Guaiacol, a lignin compound with both methoxy and phenolic groups, is commonly found in the phenolic portion of dried roots of Angelica sinensis (Oliv.) Diels (Ginseng). Traditionally referred to as Dang Gui, Ginseng has been considered one of the most important Chinese medicines, regulating blood flow, providing pain relief, and possessing antioxidant and anti-inflammatory properties [12]. Moreover, guaiacol has been reported to provide prevention against pyresis, adult polyglucosan body disease, gastro-sparing effects, and osteoclastogenesis, among others, while its derivatives have also shown promising effects against renal fibrosis [[13], [14], [15], [16], [17]]. Thus, owing to its diverse pharmacological effects, guaiacol can benefit CKD prevention and management.

The current research systematically assessed the antifibrotic activity of guaiacol in CKD. Utilizing a computational pharmacology approach, we recognized CKD-associated targets of guaiacol and validated their interactions through molecular docking. Subsequent experimental validation in a unilateral ureteral obstruction (UUO)-induced rat model, as well as recombinant human transforming growth factor-beta 1 (rh-TGF-β1)-exposed normal rat kidney epithelial cells (NRK-52E), confirmed that guaiacol significantly attenuated inflammation, interstitial fibrosis, and extracellular matrix (ECM) deposition, while downregulating renal injury biomarkers.

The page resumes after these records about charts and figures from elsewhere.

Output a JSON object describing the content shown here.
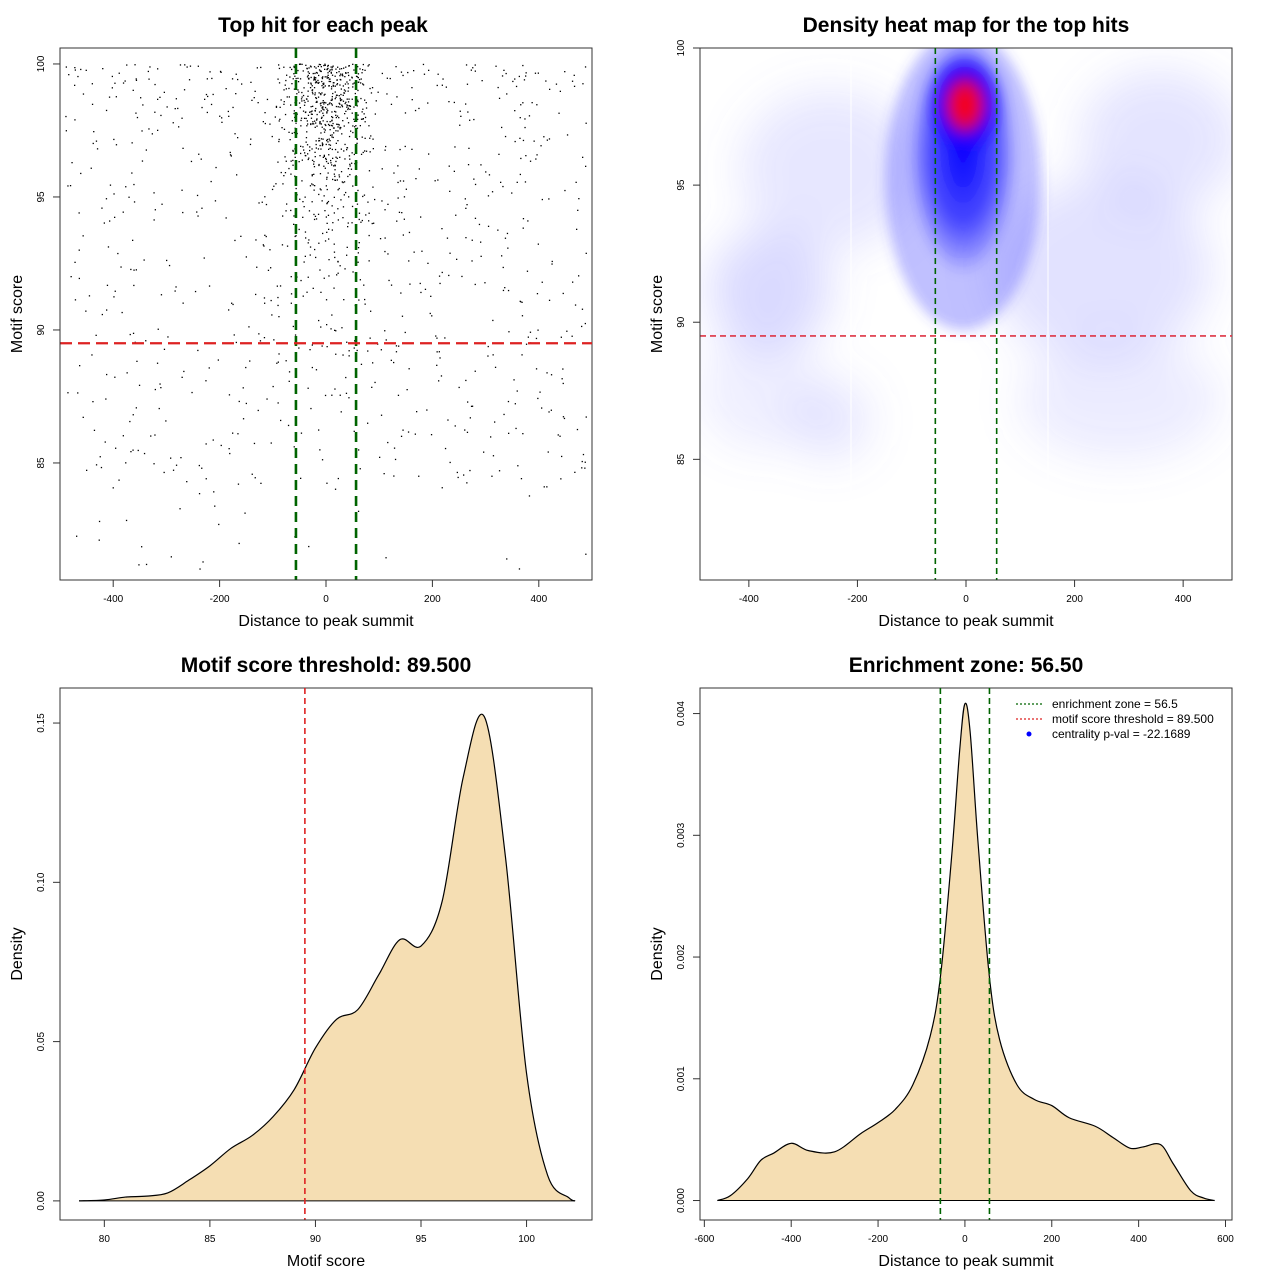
{
  "chart_data": [
    {
      "id": "scatter",
      "type": "scatter",
      "title": "Top hit for each peak",
      "xlabel": "Distance to peak summit",
      "ylabel": "Motif score",
      "xlim": [
        -500,
        500
      ],
      "ylim": [
        80.6,
        100.6
      ],
      "xticks": [
        -400,
        -200,
        0,
        200,
        400
      ],
      "yticks": [
        85,
        90,
        95,
        100
      ],
      "vlines": [
        -56.5,
        56.5
      ],
      "hline": 89.5,
      "n_points": 1500,
      "points_description_color": "#000000",
      "vline_color": "#006400",
      "hline_color": "#dd2222"
    },
    {
      "id": "heatmap",
      "type": "heatmap",
      "title": "Density heat map for the top hits",
      "xlabel": "Distance to peak summit",
      "ylabel": "Motif score",
      "xlim": [
        -490,
        490
      ],
      "ylim": [
        80.6,
        100.0
      ],
      "xticks": [
        -400,
        -200,
        0,
        200,
        400
      ],
      "yticks": [
        85,
        90,
        95,
        100
      ],
      "peak": {
        "x": 0,
        "y": 97.9
      },
      "vlines": [
        -56.5,
        56.5
      ],
      "hline": 89.5,
      "colors": [
        "#ffffff",
        "#0000ff",
        "#ff0000"
      ]
    },
    {
      "id": "score-density",
      "type": "area",
      "title": "Motif score threshold: 89.500",
      "xlabel": "Motif score",
      "ylabel": "Density",
      "xlim": [
        77.9,
        103.1
      ],
      "ylim": [
        -0.006,
        0.161
      ],
      "xticks": [
        80,
        85,
        90,
        95,
        100
      ],
      "yticks": [
        0.0,
        0.05,
        0.1,
        0.15
      ],
      "ytick_labels": [
        "0.00",
        "0.05",
        "0.10",
        "0.15"
      ],
      "x": [
        78.8,
        80,
        81,
        82,
        83,
        84,
        85,
        86,
        87,
        88,
        89,
        90,
        91,
        92,
        93,
        94,
        95,
        96,
        97,
        98,
        99,
        100,
        101,
        102,
        102.3
      ],
      "y": [
        0.0,
        0.0003,
        0.0012,
        0.0015,
        0.0025,
        0.0065,
        0.011,
        0.0165,
        0.0205,
        0.0265,
        0.035,
        0.048,
        0.057,
        0.06,
        0.071,
        0.082,
        0.08,
        0.094,
        0.133,
        0.152,
        0.108,
        0.04,
        0.008,
        0.001,
        0.0
      ],
      "threshold": 89.5,
      "fill": "#f5deb3",
      "threshold_color": "#dd2222"
    },
    {
      "id": "distance-density",
      "type": "area",
      "title": "Enrichment zone: 56.50",
      "xlabel": "Distance to peak summit",
      "ylabel": "Density",
      "xlim": [
        -610,
        615
      ],
      "ylim": [
        -0.00016,
        0.00421
      ],
      "xticks": [
        -600,
        -400,
        -200,
        0,
        200,
        400,
        600
      ],
      "yticks": [
        0.0,
        0.001,
        0.002,
        0.003,
        0.004
      ],
      "ytick_labels": [
        "0.000",
        "0.001",
        "0.002",
        "0.003",
        "0.004"
      ],
      "x": [
        -570,
        -540,
        -500,
        -470,
        -440,
        -400,
        -360,
        -300,
        -240,
        -200,
        -160,
        -120,
        -80,
        -56,
        -30,
        -12,
        0,
        12,
        30,
        56,
        80,
        120,
        160,
        200,
        240,
        300,
        340,
        380,
        410,
        450,
        480,
        520,
        550,
        575
      ],
      "y": [
        0.0,
        4e-05,
        0.00018,
        0.00033,
        0.00039,
        0.00047,
        0.00041,
        0.0004,
        0.00055,
        0.00064,
        0.00075,
        0.00095,
        0.00135,
        0.00185,
        0.00285,
        0.0037,
        0.00408,
        0.00385,
        0.00295,
        0.00185,
        0.00132,
        0.00095,
        0.00083,
        0.00078,
        0.00068,
        0.00061,
        0.00052,
        0.00043,
        0.00044,
        0.00046,
        0.0003,
        8e-05,
        2e-05,
        0.0
      ],
      "vlines": [
        -56.5,
        56.5
      ],
      "fill": "#f5deb3",
      "vline_color": "#006400",
      "legend": {
        "position": "top-right",
        "entries": [
          {
            "label": "enrichment zone = 56.5",
            "color": "#006400",
            "kind": "line"
          },
          {
            "label": "motif score threshold = 89.500",
            "color": "#dd2222",
            "kind": "line"
          },
          {
            "label": "centrality p-val = -22.1689",
            "color": "#0000ff",
            "kind": "point"
          }
        ]
      }
    }
  ]
}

Mechanistically, guaiacol exerted its protective effect by upregulating the BMP/Smad1/5/9 signaling axis and reducing subsequent inflammation and oxidative stress. Taken together, this integrative computational and experimental investigation demonstrates the therapeutic promise of guaiacol and provides mechanistic insights into its potential role as a novel intervention for kidney fibrosis.